Btw-fraude is schadelijk voor de schatkist en het bonafide bedrijfsleven. Ongewild met btw-fraude in aanraking komen, kan voor problemen zorgen voor de btw-aftrek of voor de toepassing van het nultarief. Dat wil niemand. Wat kun en moet je als oplettend koopman doen om de naheffingslast te voorkomen? Welke zorgvuldigheid en/of onderzoeksplicht kan redelijkerwijs van jou worden verwacht?
Het is deze laatste vraag waar de Belastingkamer van de Hoge Raad op 26 maart 2021 zijn licht heeft (moeten) laten schijnen. In deze column zal ik aangeven welke les daaruit voor de praktijk kan worden getrokken en doe ik ook een oproep tot transparantie.
Kittelcriterium
Wat een ondernemer wist of had moeten weten, het Kittel-criterium (naar het arrest van het HVJEU), dient aan de hand van objectieve elementen te worden vastgesteld.
In januari 2018 werd door de Hoge Raad deze toets in een driestappenplan neergelegd. Volgens de Hoge Raad moet worden vastgesteld:
- hoe de keten van leveringen was ingericht en welke plaats de betrokken ondernemer innam;
- in welke schakel(s) van die keten btw-fraude werd gepleegd en wat die fraude inhield; en
- dat en op welke gronden een ondernemer wist of had moeten weten van die fraude.
Waar moet je op letten?
Op de site van de Belastingdienst prijkt een lijst met vragen en signalen om te voorkomen dat betrokkenheid bij btw-fraude ontstaat.
De Belastingdienst geeft als eerste tip: Ken uw handelsrelatie. Daarbij worden een aantal vragen neergelegd.
- Zijn de overgelegde papieren echt?
- Staat het bedrijf ingeschreven bij de Kamer van Koophandel?
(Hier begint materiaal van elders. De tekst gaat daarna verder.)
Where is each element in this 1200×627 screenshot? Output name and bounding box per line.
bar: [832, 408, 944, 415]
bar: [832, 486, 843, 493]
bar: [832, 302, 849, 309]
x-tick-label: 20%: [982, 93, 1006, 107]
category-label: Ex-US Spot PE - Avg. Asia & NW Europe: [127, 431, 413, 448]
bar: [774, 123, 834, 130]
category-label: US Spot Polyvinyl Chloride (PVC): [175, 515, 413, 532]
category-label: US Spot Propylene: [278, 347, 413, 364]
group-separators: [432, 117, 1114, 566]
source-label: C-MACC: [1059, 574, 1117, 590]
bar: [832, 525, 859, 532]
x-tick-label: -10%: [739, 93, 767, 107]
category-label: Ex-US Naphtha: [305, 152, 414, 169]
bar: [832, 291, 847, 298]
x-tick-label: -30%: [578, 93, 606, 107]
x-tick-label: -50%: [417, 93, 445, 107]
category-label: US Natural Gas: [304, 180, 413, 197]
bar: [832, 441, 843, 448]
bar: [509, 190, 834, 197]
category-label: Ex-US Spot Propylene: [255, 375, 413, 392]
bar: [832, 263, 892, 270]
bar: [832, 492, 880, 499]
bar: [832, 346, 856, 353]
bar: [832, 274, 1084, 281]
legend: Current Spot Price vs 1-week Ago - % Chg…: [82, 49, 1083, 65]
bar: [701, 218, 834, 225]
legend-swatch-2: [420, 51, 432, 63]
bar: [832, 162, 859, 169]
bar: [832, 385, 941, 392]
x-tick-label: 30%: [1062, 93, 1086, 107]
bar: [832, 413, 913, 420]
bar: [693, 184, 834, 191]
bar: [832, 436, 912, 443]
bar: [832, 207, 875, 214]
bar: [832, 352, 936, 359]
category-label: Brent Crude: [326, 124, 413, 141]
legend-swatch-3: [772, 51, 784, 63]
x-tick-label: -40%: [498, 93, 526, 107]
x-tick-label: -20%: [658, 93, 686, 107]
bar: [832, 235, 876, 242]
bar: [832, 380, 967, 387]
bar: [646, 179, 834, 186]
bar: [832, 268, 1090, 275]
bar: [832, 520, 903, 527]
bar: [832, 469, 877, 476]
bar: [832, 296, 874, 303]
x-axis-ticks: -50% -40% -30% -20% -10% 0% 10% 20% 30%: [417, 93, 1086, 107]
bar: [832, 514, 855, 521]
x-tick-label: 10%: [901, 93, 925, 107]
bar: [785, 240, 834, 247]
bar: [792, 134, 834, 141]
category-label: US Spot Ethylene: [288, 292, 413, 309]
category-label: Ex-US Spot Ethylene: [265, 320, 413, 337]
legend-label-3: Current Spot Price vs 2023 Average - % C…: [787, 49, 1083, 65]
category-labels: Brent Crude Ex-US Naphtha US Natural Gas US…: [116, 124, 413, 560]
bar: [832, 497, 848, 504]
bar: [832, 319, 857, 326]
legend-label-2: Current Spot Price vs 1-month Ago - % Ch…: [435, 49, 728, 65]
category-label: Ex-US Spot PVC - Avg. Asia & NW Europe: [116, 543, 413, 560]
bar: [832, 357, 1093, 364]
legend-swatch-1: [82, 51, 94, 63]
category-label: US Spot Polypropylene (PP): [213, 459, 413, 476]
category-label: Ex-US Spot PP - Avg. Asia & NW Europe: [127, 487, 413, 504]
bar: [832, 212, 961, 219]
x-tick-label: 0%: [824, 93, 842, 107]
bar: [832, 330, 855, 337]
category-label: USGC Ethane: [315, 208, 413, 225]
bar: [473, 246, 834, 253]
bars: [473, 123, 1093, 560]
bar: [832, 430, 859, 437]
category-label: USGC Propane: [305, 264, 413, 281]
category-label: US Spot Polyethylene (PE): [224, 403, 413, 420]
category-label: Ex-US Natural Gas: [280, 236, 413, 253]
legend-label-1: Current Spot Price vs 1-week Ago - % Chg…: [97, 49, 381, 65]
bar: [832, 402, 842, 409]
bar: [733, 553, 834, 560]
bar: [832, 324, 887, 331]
- Wat is de geschiedenis van het bedrijf?
- Check het btw-identificatienummer.
- Is het fysieke bedrijfsadres van uw leverancier of afnemer bekend?
- Zijn de facturen van uw leverancier of uw afnemer in orde? Kijk naar de factuureisen
Daarnaast gelden de volgende signalen:
- de prijs is opvallend laag
- er klopt iets niet op de factuur of er ontbreekt iets essentieels (bijvoorbeeld het telefoonnummer of het adres)
- leveranciers of afnemers bestaan maar kort en wisselen veelvuldig
- de producten passen niet in de branche waar de leverancier in opereert
- het gaat vaak om kleine goederen die relatief veel geld waard zijn of om relatief dure goederen
- het hoeven geen fysieke producten te zijn maar kunnen ook diensten zijn zoals belminuten
- een nieuwe ondernemer die gelijk voor grote bedragen en in grote partijen kan handelen
- uw leverancier geeft al aan aan wie u de goederen zou kunnen doorverkopen en voor welke prijs
- leveranciers die vaak van producten wisselen en overstappen naar heel andere branches
Ze gaan bijvoorbeeld aan hun normale handel een activiteit toevoegen die daar zo ver van verwijderd staat dat het vreemd overkomt
Wat betekent dat?
Je moet het minimale doen om betrokkenheid bij fraude te voorkomen. Dat betekent dat aan de materiële eisen moet zijn voldaan voor aftrek en/of toepassing van het nultarief. Daarnaast moet je alert zijn, waarbij de hiervoor beschreven vragen en signalen als handvat kunnen dienen. Naarmate de omstandigheden daartoe aanleiding geven, kan meer worden verlangd. Dan moet je kritisch zijn en doorvragen.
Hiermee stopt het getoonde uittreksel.